No obstante, ello ha sido el comienzo de una escalada en dicho conflicto, que ha generado tensión militar en toda la zona de Medio Oriente, mientras que a nivel mundial se ha traducido en una presión económica y social, que los mercados financieros lo han visto en estos días de conflicto.
La cuestión no es menor, pues la gran parte del petróleo y gas natural se produce y se transporta por la zona en conflicto, lo que implica que cualquier guerra genera una tensión en el mercado internacional, especialmente por cuanto hace a hidrocarburos.
No obstante, el conflicto parece tener tintes distintos para cada parte involucrada, puesto que mientras Israel y sus aliados, parten de la premisa de un cambio en el gobierno iraní generado por los propios ciudadanos en aras de garantizar sus libertades y democracia.

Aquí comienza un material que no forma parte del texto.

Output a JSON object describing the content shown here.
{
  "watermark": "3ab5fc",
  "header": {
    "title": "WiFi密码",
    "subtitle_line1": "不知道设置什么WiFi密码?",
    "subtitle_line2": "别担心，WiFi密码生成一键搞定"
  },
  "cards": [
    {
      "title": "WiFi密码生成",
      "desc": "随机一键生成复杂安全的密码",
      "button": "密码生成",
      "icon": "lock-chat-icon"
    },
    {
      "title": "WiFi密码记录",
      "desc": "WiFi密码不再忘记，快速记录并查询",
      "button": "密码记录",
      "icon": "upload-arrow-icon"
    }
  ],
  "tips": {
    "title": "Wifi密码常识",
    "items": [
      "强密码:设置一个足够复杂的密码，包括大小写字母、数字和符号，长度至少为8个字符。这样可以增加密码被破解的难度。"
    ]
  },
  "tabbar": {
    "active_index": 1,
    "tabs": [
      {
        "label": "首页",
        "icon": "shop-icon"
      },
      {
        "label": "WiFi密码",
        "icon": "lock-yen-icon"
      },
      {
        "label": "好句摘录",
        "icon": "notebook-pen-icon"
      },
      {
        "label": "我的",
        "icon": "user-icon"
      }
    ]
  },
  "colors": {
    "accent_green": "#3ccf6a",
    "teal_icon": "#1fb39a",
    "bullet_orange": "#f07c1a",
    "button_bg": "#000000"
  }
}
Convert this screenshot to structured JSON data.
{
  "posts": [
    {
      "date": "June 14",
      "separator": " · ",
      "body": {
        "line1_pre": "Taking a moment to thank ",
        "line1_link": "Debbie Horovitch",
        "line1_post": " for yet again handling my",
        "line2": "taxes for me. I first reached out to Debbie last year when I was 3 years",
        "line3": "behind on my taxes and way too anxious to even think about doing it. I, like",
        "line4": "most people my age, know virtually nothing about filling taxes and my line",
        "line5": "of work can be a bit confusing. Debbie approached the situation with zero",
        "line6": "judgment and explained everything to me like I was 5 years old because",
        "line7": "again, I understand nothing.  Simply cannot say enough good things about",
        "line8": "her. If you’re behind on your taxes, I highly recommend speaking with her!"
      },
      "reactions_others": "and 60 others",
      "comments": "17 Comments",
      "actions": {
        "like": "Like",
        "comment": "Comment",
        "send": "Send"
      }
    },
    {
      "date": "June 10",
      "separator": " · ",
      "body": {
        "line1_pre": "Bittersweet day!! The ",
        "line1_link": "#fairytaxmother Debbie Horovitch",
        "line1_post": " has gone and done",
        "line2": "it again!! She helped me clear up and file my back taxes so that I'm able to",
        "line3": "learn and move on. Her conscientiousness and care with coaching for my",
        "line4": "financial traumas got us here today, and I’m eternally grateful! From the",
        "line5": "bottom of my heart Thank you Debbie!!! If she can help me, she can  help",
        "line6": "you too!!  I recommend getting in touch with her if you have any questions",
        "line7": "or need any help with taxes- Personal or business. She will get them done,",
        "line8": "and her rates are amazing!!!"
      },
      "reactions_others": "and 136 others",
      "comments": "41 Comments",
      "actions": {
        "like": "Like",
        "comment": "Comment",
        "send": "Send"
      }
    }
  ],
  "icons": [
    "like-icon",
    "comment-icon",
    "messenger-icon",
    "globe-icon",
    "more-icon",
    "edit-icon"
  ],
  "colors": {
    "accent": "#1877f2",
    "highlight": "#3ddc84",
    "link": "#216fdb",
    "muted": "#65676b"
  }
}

Pareciera que Irán planeó este momento para mantener un conflicto a largo tiempo, puesto que si bien ha caído gran parte de su alto mando, lo cierto es que el gobierno continúa desarrollando sus funciones en virtud de un entramado de redes que se generaron con dicha finalidad.
Del mismo modo, la ofensiva iraní parece estar más preocupada por escalar a un conflicto regional y con ello, tensar la situación económica y social de manera global, resistiendo el mayor tiempo posible los embates norteamericanos que buscan una salida del conflicto.
En consecuencia, aquello que parece perdurar en el panorama internacional, será un conflicto estratégico que busque debilitar a las partes, hasta lograr una salida estratégica para dicha confrontación.
Hacemos votos para que esta escalada de violencia, implique el menor número de pérdidas humanas.